TVA reached near-record power demand in January because the average temperature was below freezing for at least 10 days. To meet the demand for power, TVA relied heavily on hydropower, dropping some reservoirs by about 2 feet below normal levels.
A good year expected
Because the past several winters have been so mild, there has been an increase in aquatic plant growth.
“The lower water levels expose invasive plant beds to the cold, and most invasive plants can’t tolerate the cold like native plants can,” Hartis said. “While there are no guarantees, Mother Nature should help this summer’s boaters and swimmers by controlling invasive plants in exposed areas along the shoreline.”
TVA sees keeping the reservoirs healthy as a top priority. According to a 2017 University of Tennessee study, recreation on the Tennessee River and its reservoirs is worth about $12 billion to the local economy and creates about 130,000 jobs each year.
TVA manages aquatic plants in developed public access areas on its reservoirs on an as-needed basis when recreational use and/or access becomes seriously hindered. Homeowners are allowed to control aquatic plants along their property as long as they follow all state herbicide application laws.
Hartis said he’ll know just how effective Mother Nature has been when spring gets here.

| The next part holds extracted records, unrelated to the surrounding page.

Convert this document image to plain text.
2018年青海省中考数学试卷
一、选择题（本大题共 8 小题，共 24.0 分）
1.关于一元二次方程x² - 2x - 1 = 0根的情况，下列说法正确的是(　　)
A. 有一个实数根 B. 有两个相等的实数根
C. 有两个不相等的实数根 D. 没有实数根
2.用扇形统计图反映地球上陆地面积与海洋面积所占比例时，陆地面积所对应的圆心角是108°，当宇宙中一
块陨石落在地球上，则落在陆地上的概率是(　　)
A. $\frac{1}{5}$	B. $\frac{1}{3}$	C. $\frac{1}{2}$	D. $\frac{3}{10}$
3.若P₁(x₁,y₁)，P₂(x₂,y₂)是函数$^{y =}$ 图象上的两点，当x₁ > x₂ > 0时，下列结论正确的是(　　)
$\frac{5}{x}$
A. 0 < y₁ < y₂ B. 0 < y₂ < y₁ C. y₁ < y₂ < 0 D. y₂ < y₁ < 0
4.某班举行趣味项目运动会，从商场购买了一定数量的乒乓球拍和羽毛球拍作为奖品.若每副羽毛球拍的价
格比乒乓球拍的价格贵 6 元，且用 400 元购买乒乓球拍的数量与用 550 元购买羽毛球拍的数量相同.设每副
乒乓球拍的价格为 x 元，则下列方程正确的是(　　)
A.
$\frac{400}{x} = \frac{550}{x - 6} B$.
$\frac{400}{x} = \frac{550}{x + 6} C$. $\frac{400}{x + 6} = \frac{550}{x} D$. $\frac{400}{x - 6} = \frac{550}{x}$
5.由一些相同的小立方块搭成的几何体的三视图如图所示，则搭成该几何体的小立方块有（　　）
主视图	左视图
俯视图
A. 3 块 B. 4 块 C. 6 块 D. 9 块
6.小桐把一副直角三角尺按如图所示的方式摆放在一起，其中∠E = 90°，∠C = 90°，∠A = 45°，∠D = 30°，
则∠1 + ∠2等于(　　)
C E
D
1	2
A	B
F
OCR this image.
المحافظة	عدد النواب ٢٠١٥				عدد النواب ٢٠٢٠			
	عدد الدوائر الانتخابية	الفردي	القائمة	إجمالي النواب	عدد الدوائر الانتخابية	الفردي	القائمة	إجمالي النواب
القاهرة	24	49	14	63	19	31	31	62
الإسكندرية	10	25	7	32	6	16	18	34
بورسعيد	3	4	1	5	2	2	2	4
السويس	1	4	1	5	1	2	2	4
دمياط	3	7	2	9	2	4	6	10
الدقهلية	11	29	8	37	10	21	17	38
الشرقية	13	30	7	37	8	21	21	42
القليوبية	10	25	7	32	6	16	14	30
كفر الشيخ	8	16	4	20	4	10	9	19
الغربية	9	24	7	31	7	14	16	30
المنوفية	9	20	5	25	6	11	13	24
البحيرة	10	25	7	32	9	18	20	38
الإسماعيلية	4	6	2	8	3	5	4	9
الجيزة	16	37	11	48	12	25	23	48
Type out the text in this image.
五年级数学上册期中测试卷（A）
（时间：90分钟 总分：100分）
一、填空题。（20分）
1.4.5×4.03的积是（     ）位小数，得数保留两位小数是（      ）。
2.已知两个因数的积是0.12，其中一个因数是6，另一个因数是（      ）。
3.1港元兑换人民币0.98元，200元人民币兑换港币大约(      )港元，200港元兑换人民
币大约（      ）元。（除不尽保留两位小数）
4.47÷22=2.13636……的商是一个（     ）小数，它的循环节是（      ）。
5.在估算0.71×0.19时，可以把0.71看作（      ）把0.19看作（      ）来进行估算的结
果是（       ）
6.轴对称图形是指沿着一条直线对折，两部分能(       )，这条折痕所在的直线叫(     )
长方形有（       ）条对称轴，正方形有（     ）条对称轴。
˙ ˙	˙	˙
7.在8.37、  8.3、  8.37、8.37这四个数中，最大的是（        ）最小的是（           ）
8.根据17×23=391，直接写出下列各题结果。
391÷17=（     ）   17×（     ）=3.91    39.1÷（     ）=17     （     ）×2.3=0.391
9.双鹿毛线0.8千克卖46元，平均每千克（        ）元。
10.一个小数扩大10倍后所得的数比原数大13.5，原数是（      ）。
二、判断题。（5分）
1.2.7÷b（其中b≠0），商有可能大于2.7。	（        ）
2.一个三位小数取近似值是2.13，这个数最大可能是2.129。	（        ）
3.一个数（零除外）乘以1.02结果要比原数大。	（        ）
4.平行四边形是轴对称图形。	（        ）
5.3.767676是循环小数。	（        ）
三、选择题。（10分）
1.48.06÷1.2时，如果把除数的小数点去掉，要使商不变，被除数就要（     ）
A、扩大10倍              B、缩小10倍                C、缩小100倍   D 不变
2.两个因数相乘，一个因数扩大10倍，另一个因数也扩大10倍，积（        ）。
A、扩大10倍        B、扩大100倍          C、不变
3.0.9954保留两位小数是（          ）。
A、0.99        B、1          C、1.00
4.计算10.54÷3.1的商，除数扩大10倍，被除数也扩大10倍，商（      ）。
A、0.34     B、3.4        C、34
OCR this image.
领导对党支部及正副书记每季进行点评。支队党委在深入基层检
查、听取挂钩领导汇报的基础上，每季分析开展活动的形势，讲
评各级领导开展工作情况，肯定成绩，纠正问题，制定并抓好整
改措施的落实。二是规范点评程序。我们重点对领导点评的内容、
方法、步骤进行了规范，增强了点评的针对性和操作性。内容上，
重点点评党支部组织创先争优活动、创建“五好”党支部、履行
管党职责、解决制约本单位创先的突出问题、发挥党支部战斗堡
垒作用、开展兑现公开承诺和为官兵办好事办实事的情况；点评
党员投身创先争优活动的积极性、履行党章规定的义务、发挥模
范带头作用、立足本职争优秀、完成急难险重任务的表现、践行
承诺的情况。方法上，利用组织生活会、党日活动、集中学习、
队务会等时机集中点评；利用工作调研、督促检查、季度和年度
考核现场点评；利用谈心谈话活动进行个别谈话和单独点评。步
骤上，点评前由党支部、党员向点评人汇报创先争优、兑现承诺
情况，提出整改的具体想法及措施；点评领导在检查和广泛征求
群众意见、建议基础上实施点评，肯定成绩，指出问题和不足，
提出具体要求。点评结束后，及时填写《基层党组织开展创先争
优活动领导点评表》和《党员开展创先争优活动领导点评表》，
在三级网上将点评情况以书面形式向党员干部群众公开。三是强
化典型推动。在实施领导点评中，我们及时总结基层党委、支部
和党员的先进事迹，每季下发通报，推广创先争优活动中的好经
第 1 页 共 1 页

“We are expecting to see a significant visible reduction in new growth along the shoreline,” he said.
Fishermen shouldn’t worry
TVA reservoirs are known nationwide for their prime sport fishing. Hartis, an avid angler himself, knows the positive aspects aquatic plants have on reservoir fish habitats.
“The winter weather will only affect shoreline plants where the plant bed is exposed to the cold,” he said. “Submerged plants like hydrilla are not affected.”
Hartis said that some of his secret fishing holes may have to change this summer.
“Good fishermen can easily adjust,” he said. “That is why they call it fishing and not catching.”
Hartis expects the access will be much improved and that he and other anglers will still be able to pull monster-size fish out of the reservoirs this summer.
Ways you can help
TVA could use your help in controlling aquatic plants and keeping invasive species out of our reservoirs. To help control invasive plants, Hartis recommends:
—Keep it clean: Remove all plant material from boats, trailers, bilges, live wells and any marine equipment. This helps prevent aquatic species from being introduced into other reservoirs.
—Native water gardening only: Plant only native species around shorelines. Though non-native species like ornamental lilies and water hyacinth are beautiful, they will quickly spread if introduced into the river.
—Drain and dry: When visiting reservoirs with known invasive plants, make sure all equipment is dry and free from fragments. Even completely dry fragments have the potential to grow once submerged again. Consider visiting nonaffected reservoirs only after you have cleaned, drained and dried your boat.
—No dumping: Refrain from dumping unwanted aquarium or water garden plants into nearby streams and rivers. Dispose of any unwanted plants in the garbage.